What are you currently reading?
- William Congreve, Love for Love
- Julie Ellison, Cato's Tears
- Martin Jay, Downcast Eyes
- Erich Auerbach, Mimesis
- Elizabeth George, Payment in Blood
- John Banville, The Sea (but I'm not enjoying it much -- my brother-in-law gave it to me, and he likes very depressing books)
What are your five favourite texts?
- This is a list that changes frequently, but here it is for now:
- George Eliot, Middlemarch
- Henry Fielding, Tom Jones
- Jane Austen, Northanger Abbey
- Wilkie Collins, The Moonstone
- Terry Pratchett and Neil Gaiman, Good Omens
What are the top five texts that you find to be the most useful for teaching?

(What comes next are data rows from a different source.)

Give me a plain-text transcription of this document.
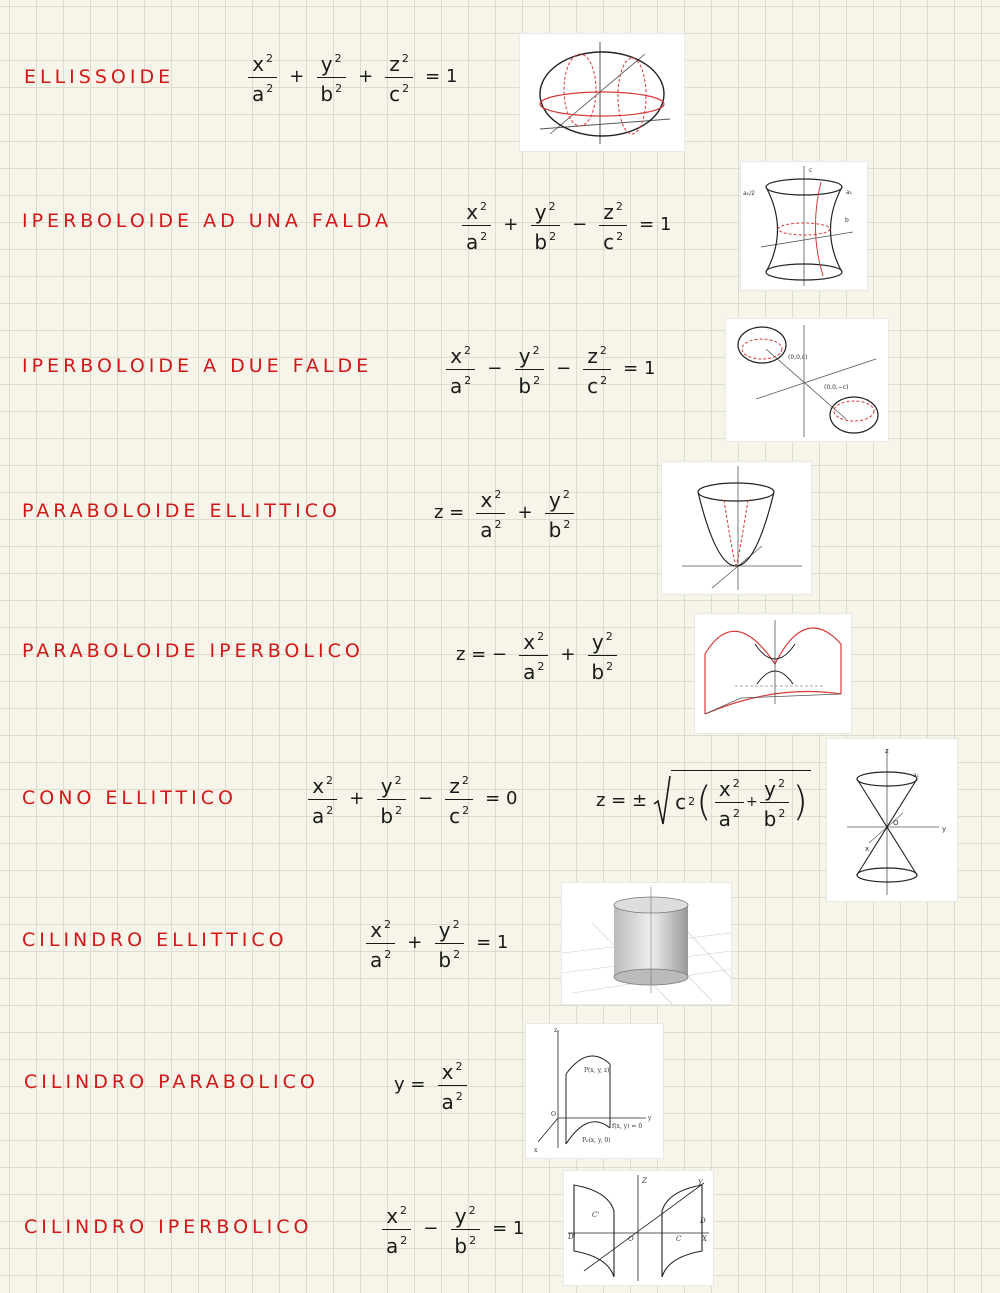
ELLISSOIDE	$\frac{x ^2}{a ^2} + \frac{y ^2}{b ^2} + \frac{z ^2}{c ^2} = 1$
IPERBOLOIDE AD UNA FALDA	$\frac{x ^2}{a ^2} + \frac{y ^2}{b ^2} - \frac{z ^2}{c ^2} = 1$
a₁/2
b
c
a₁
IPERBOLOIDE A DUE FALDE	$\frac{x ^2}{a ^2} - \frac{y ^2}{b ^2} - \frac{z ^2}{c ^2} = 1$
(0,0,c)
(0,0,−c)
PARABOLOIDE ELLITTICO	$z = \frac{x ^2}{a ^2} + \frac{y ^2}{b ^2}$
PARABOLOIDE IPERBOLICO	z = − $\frac{x ^2}{a ^2} + \frac{y ^2}{b ^2}$
CONO ELLITTICO	$\frac{x ^2}{a ^2} + \frac{y ^2}{b ^2} - \frac{z ^2}{c ^2} = 0$	z = ± c 2 ( $\frac{x ^2}{a ^2} + \frac{y ^2}{b ^2}$ )
z
a₁
y
x
O
CILINDRO ELLITTICO	$\frac{x ^2}{a ^2} + \frac{y ^2}{b ^2} = 1$
CILINDRO PARABOLICO	$y = \frac{x ^2}{a ^2}$	P(x, y, z)
O
f(x, y) = 0
P₀(x, y, 0)
x
y
z
CILINDRO IPERBOLICO	$\frac{x ^2}{a ^2} - \frac{y ^2}{b ^2} = 1$
Z	Y
C'
D
O	C	X
D'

Impossible to answer! Depends on the day, the students, how much coffee I've drunk... But ok, here's a go:
- Jonathan Swift, "The Lady's Dressing Room"
- John Keats, "Ode to a Nightingale"
- Jane Austen, Emma
- William Thackeray, Vanity Fair
- Virginia Woolf, To the Lighthouse
What texts have you had the most fun researching?
Seriously, how is it possible to choose?? Um, I liked writing an article on Eliza Haywood, because I got to sit around reading romance novels for a whole summer (she wrote over 80 works, most of them trashy fiction...).
What would you be if you weren't an English professor?
Well, to be honest, I'm an English professor because I'm not very good at anything else. I'm especially bad at anything requiring practical skills or hand-eye coordination, which cuts out a lot of possibilities.